Natation (incluant eau libre)

Origine et historique de la natation 

Dès l’antiquité, la natation fut considérée comme un moyen d’exercice physique et un loisir. Les anciens Grecs étaient particulièrement familiarisés avec l’art de nager, comme en témoignent les amphores et les fresques exhumées remontant à 1600 av. J.-C. Des nageurs de brasse et de nage libre sont figurés sur un rhyton (vase à libations) en argent de Mycènes, datant de cette époque. Toutefois, la natation n’avait pas fait partie des Jeux Olympiques de l’antiquité.

Les premiers clubs de natation sont créés en Grande-Bretagne en 1837, date du lancement des premières rencontres de natation.

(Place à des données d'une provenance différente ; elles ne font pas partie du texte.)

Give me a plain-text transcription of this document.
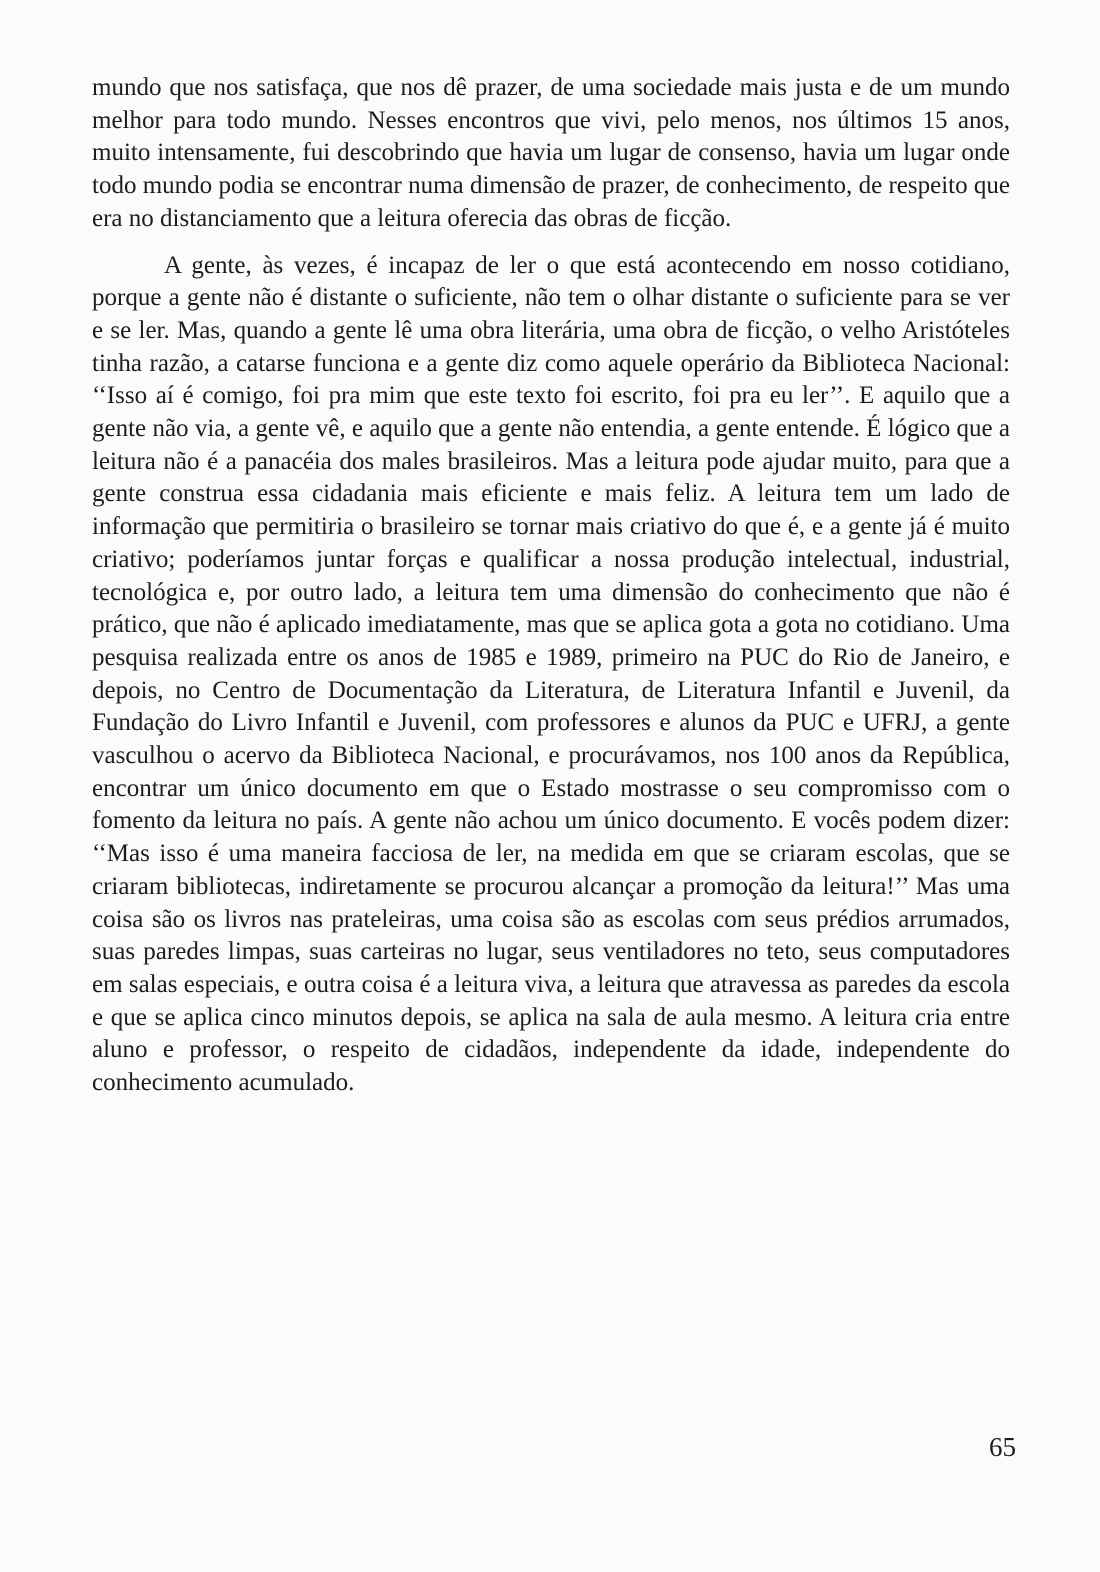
mundo que nos satisfaça, que nos dê prazer, de uma sociedade mais justa e de um mundo melhor para todo mundo. Nesses encontros que vivi, pelo menos, nos últimos 15 anos, muito intensamente, fui descobrindo que havia um lugar de consenso, havia um lugar onde todo mundo podia se encontrar numa dimensão de prazer, de conhecimento, de respeito que era no distanciamento que a leitura oferecia das obras de ficção.

A gente, às vezes, é incapaz de ler o que está acontecendo em nosso cotidiano, porque a gente não é distante o suficiente, não tem o olhar distante o suficiente para se ver e se ler. Mas, quando a gente lê uma obra literária, uma obra de ficção, o velho Aristóteles tinha razão, a catarse funciona e a gente diz como aquele operário da Biblioteca Nacional: ‘‘Isso aí é comigo, foi pra mim que este texto foi escrito, foi pra eu ler’’. E aquilo que a gente não via, a gente vê, e aquilo que a gente não entendia, a gente entende. É lógico que a leitura não é a panacéia dos males brasileiros. Mas a leitura pode ajudar muito, para que a gente construa essa cidadania mais eficiente e mais feliz. A leitura tem um lado de informação que permitiria o brasileiro se tornar mais criativo do que é, e a gente já é muito criativo; poderíamos juntar forças e qualificar a nossa produção intelectual, industrial, tecnológica e, por outro lado, a leitura tem uma dimensão do conhecimento que não é prático, que não é aplicado imediatamente, mas que se aplica gota a gota no cotidiano. Uma pesquisa realizada entre os anos de 1985 e 1989, primeiro na PUC do Rio de Janeiro, e depois, no Centro de Documentação da Literatura, de Literatura Infantil e Juvenil, da Fundação do Livro Infantil e Juvenil, com professores e alunos da PUC e UFRJ, a gente vasculhou o acervo da Biblioteca Nacional, e procurávamos, nos 100 anos da República, encontrar um único documento em que o Estado mostrasse o seu compromisso com o fomento da leitura no país. A gente não achou um único documento. E vocês podem dizer: ‘‘Mas isso é uma maneira facciosa de ler, na medida em que se criaram escolas, que se criaram bibliotecas, indiretamente se procurou alcançar a promoção da leitura!’’ Mas uma coisa são os livros nas prateleiras, uma coisa são as escolas com seus prédios arrumados, suas paredes limpas, suas carteiras no lugar, seus ventiladores no teto, seus computadores em salas especiais, e outra coisa é a leitura viva, a leitura que atravessa as paredes da escola e que se aplica cinco minutos depois, se aplica na sala de aula mesmo. A leitura cria entre aluno e professor, o respeito de cidadãos, independente da idade, independente do conhecimento acumulado.

65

La plupart des nageurs pratiquaient la brasse et ses diverses variantes.

La natation a figuré au programme de tous les Jeux Olympiques modernes depuis 1896. Les premières compétitions comportaient la nage libre (crawl) et la brasse. Le dos est apparu aux Jeux de 1904. En 1940, les nageurs de brasse se rendirent compte qu’ils pouvaient gagner en vitesse, grâce à des mouvements de bras au-dessus de la tête. Ces mouvements donnèrent lieu plus tard à la nage papillon.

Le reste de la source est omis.